My Fair Lady: Why the Musical Enhances the Story

         My Fair Lady, George Cukor’s 1964 musical adaptation of George Bernard Shaw’s 1913 Pygmalion, elevates the story in a way the straightforward romance/drama of the original cannot. By using music and song, My Fair Lady enunciates the emotions of the story far more clearly and effectively than Pygmalion. Also, the musical nature creates a fanfare and whimsy that help carry interest throughout the three-hour film.

        To wit, music provides an emotional code to layer a film with. My Fair Lady goes the extra step and has the characters themselves sing the narrative along. This greatly enhances the film by intermingling an ordinarily background element with the driving current of characters and their own emotions. Instead of burying the musical layer, the film exalts it to clarify and intensify the events of the story. In a way, the musical numbers perform the function of an old stage tool, the monologue, by allowing characters to communicate their inner thoughts directly to the audience without having to worry about other characters’ reactions or perceptions.

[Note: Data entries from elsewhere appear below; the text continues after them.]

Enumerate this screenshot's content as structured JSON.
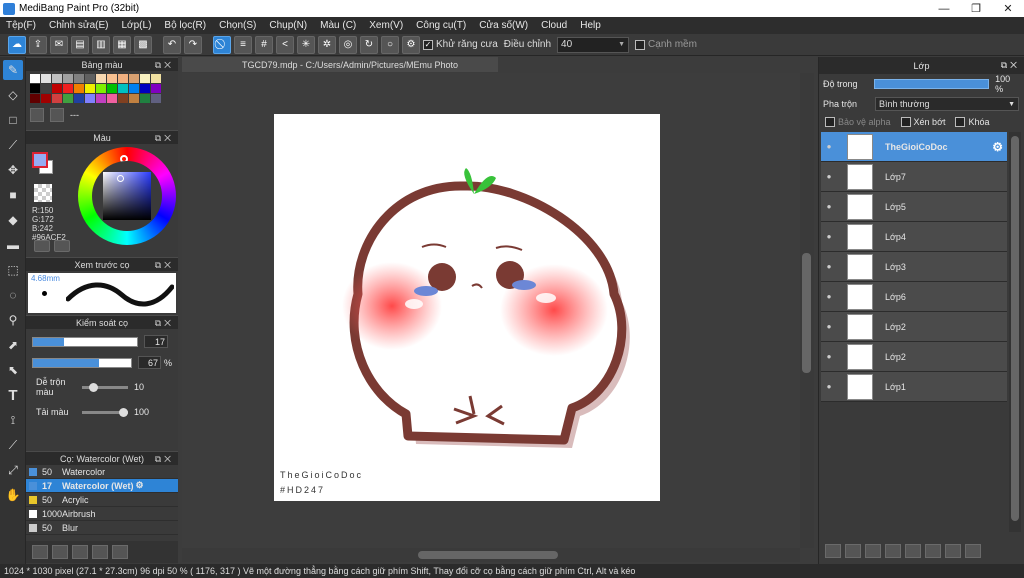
{
  "window": {
    "title": "MediBang Paint Pro (32bit)",
    "minimize": "—",
    "maximize": "❐",
    "close": "✕"
  },
  "menu": [
    "Tệp(F)",
    "Chỉnh sửa(E)",
    "Lớp(L)",
    "Bộ lọc(R)",
    "Chọn(S)",
    "Chụp(N)",
    "Màu (C)",
    "Xem(V)",
    "Công cụ(T)",
    "Cửa số(W)",
    "Cloud",
    "Help"
  ],
  "toolbar": {
    "antialias_label": "Khử răng cưa",
    "adjust_label": "Điều chỉnh",
    "adjust_value": "40",
    "smooth_label": "Cạnh mềm"
  },
  "panels": {
    "palette": {
      "title": "Bảng màu",
      "extra": "---"
    },
    "color": {
      "title": "Màu",
      "r": "R:150",
      "g": "G:172",
      "b": "B:242",
      "hex": "#96ACF2",
      "fg": "#96ACF2"
    },
    "brush_preview": {
      "title": "Xem trước cọ",
      "size": "4.68mm"
    },
    "brush_control": {
      "title": "Kiểm soát cọ",
      "size_value": "17",
      "size_fill_percent": 30,
      "opacity_value": "67",
      "opacity_unit": "%",
      "opacity_fill_percent": 67,
      "mix_label": "Dễ trộn màu",
      "mix_value": "10",
      "mix_fraction": 0.2,
      "amount_label": "Tải màu",
      "amount_value": "100",
      "amount_fraction": 1.0
    },
    "brushes": {
      "title": "Cọ: Watercolor (Wet)",
      "items": [
        {
          "num": "50",
          "name": "Watercolor",
          "color": "#4a90d9",
          "selected": false
        },
        {
          "num": "17",
          "name": "Watercolor (Wet)",
          "color": "#4a90d9",
          "selected": true
        },
        {
          "num": "50",
          "name": "Acrylic",
          "color": "#e8c62a",
          "selected": false
        },
        {
          "num": "1000",
          "name": "Airbrush",
          "color": "#ffffff",
          "selected": false
        },
        {
          "num": "50",
          "name": "Blur",
          "color": "#cccccc",
          "selected": false
        }
      ]
    }
  },
  "document": {
    "tab": "TGCD79.mdp - C:/Users/Admin/Pictures/MEmu Photo",
    "watermark_line1": "TheGioiCoDoc",
    "watermark_line2": "#HD247"
  },
  "layers_panel": {
    "title": "Lớp",
    "opacity_label": "Độ trong",
    "opacity_value": "100 %",
    "blend_label": "Pha trộn",
    "blend_value": "Bình thường",
    "protect_alpha": "Bảo vệ alpha",
    "clipping": "Xén bớt",
    "lock": "Khóa",
    "layers": [
      {
        "name": "TheGioiCoDoc",
        "selected": true
      },
      {
        "name": "Lớp7",
        "selected": false
      },
      {
        "name": "Lớp5",
        "selected": false
      },
      {
        "name": "Lớp4",
        "selected": false
      },
      {
        "name": "Lớp3",
        "selected": false
      },
      {
        "name": "Lớp6",
        "selected": false
      },
      {
        "name": "Lớp2",
        "selected": false
      },
      {
        "name": "Lớp2",
        "selected": false
      },
      {
        "name": "Lớp1",
        "selected": false
      }
    ]
  },
  "status": {
    "text": "1024 * 1030 pixel   (27.1 * 27.3cm)   96 dpi   50 %   ( 1176, 317 )   Vẽ một đường thẳng bằng cách giữ phím Shift, Thay đổi cỡ cọ bằng cách giữ phím Ctrl, Alt và kéo"
  },
  "palette_colors": [
    "#ffffff",
    "#e0e0e0",
    "#c0c0c0",
    "#a0a0a0",
    "#808080",
    "#606060",
    "#f8d8b0",
    "#f8c090",
    "#f0b080",
    "#d8a070",
    "#f8f0c0",
    "#f0e0a0",
    "#000000",
    "#404040",
    "#c00000",
    "#f02020",
    "#f08000",
    "#f0f000",
    "#80f000",
    "#00c000",
    "#00c0c0",
    "#0080f0",
    "#0000c0",
    "#8000c0",
    "#600000",
    "#a00000",
    "#d04040",
    "#40a040",
    "#2040a0",
    "#8080ff",
    "#c040c0",
    "#f060a0",
    "#804020",
    "#c08040",
    "#208040",
    "#606080"
  ]
}
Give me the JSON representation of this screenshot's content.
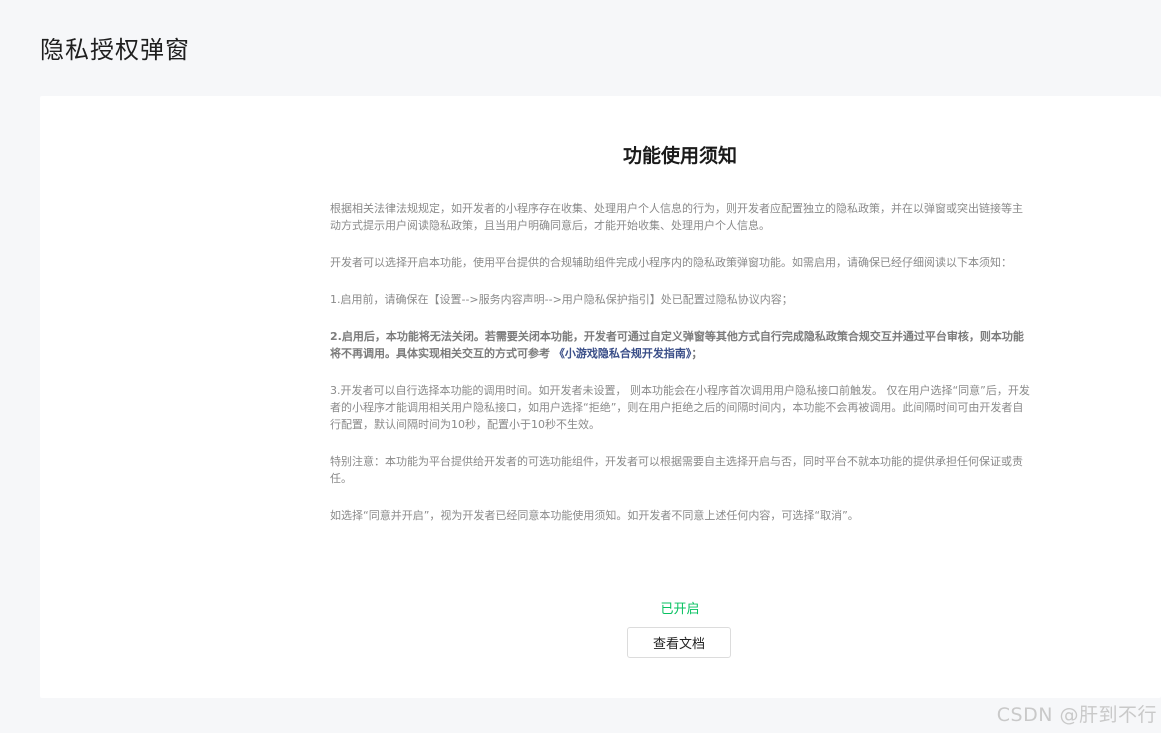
{
  "page": {
    "title": "隐私授权弹窗"
  },
  "notice": {
    "title": "功能使用须知",
    "paragraphs": {
      "p1": "根据相关法律法规规定，如开发者的小程序存在收集、处理用户个人信息的行为，则开发者应配置独立的隐私政策，并在以弹窗或突出链接等主动方式提示用户阅读隐私政策，且当用户明确同意后，才能开始收集、处理用户个人信息。",
      "p2": "开发者可以选择开启本功能，使用平台提供的合规辅助组件完成小程序内的隐私政策弹窗功能。如需启用，请确保已经仔细阅读以下本须知：",
      "p3": "1.启用前，请确保在【设置-->服务内容声明-->用户隐私保护指引】处已配置过隐私协议内容；",
      "p4_text": "2.启用后，本功能将无法关闭。若需要关闭本功能，开发者可通过自定义弹窗等其他方式自行完成隐私政策合规交互并通过平台审核，则本功能将不再调用。具体实现相关交互的方式可参考",
      "p4_link": "《小游戏隐私合规开发指南》",
      "p4_end": "；",
      "p5": "3.开发者可以自行选择本功能的调用时间。如开发者未设置， 则本功能会在小程序首次调用用户隐私接口前触发。 仅在用户选择“同意”后，开发者的小程序才能调用相关用户隐私接口，如用户选择“拒绝”，则在用户拒绝之后的间隔时间内，本功能不会再被调用。此间隔时间可由开发者自行配置，默认间隔时间为10秒，配置小于10秒不生效。",
      "p6": "特别注意：本功能为平台提供给开发者的可选功能组件，开发者可以根据需要自主选择开启与否，同时平台不就本功能的提供承担任何保证或责任。",
      "p7": "如选择“同意并开启”，视为开发者已经同意本功能使用须知。如开发者不同意上述任何内容，可选择“取消”。"
    }
  },
  "status": {
    "label": "已开启",
    "color": "#07c160"
  },
  "actions": {
    "view_docs_label": "查看文档"
  },
  "watermark": {
    "text": "CSDN @肝到不行"
  }
}
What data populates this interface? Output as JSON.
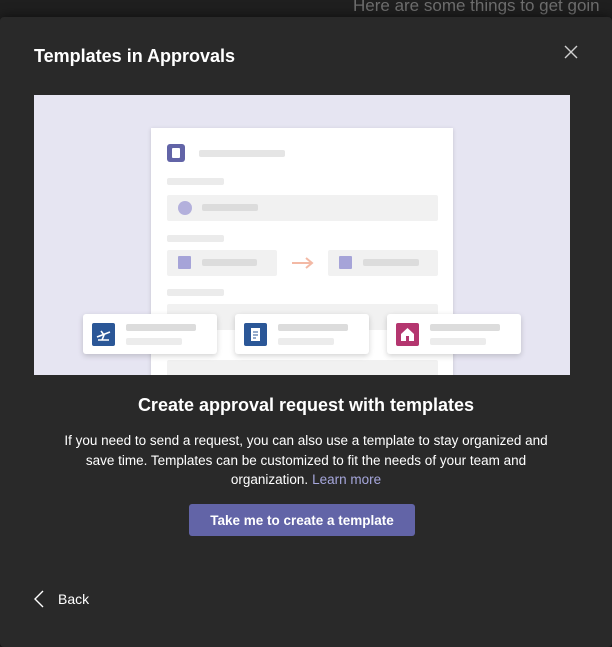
{
  "background": {
    "text": "Here are some things to get goin"
  },
  "dialog": {
    "title": "Templates in Approvals",
    "close_icon": "close-icon",
    "illustration": {
      "cards": [
        {
          "icon": "airplane-icon",
          "color": "#2b5797"
        },
        {
          "icon": "receipt-icon",
          "color": "#2b5797"
        },
        {
          "icon": "home-icon",
          "color": "#b4366f"
        }
      ],
      "accent_color": "#6264a7",
      "arrow_color": "#f3b9a5"
    },
    "heading": "Create approval request with templates",
    "description": "If you need to send a request, you can also use a template to stay organized and save time. Templates can be customized to fit the needs of your team and organization.",
    "learn_more": "Learn more",
    "cta_label": "Take me to create a template",
    "back_label": "Back",
    "colors": {
      "dialog_bg": "#292929",
      "brand": "#6264a7",
      "link": "#a6a7dc"
    }
  }
}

This enhances the storytelling ability of the musical form in general, and in the case of My Fair Lady, provides intimate insights to the characters’ thoughts, such as Eliza Doolittle’s (Audrey Hepburn) fantasy number in which she fumes to an apostrophic Henry Higgins (Rex Harrison), “Just you wait!”

        The musical numbers also greatly help the film by infusing the romance story with a sense of whimsy and wonder absent in Pygmalion. As the film is nearly three hours long, some air of magic is required to retain audience interest. Without the spectacle of the music and dance numbers, the film would be a flat, clunky affair, and would locate the fulcrum of its love story on something as antithetically romantic as the science of linguistics! As such, the musical form helps the theme of romance overwhelm all of the ordinary minutiae to make the film an enchanting spectacle.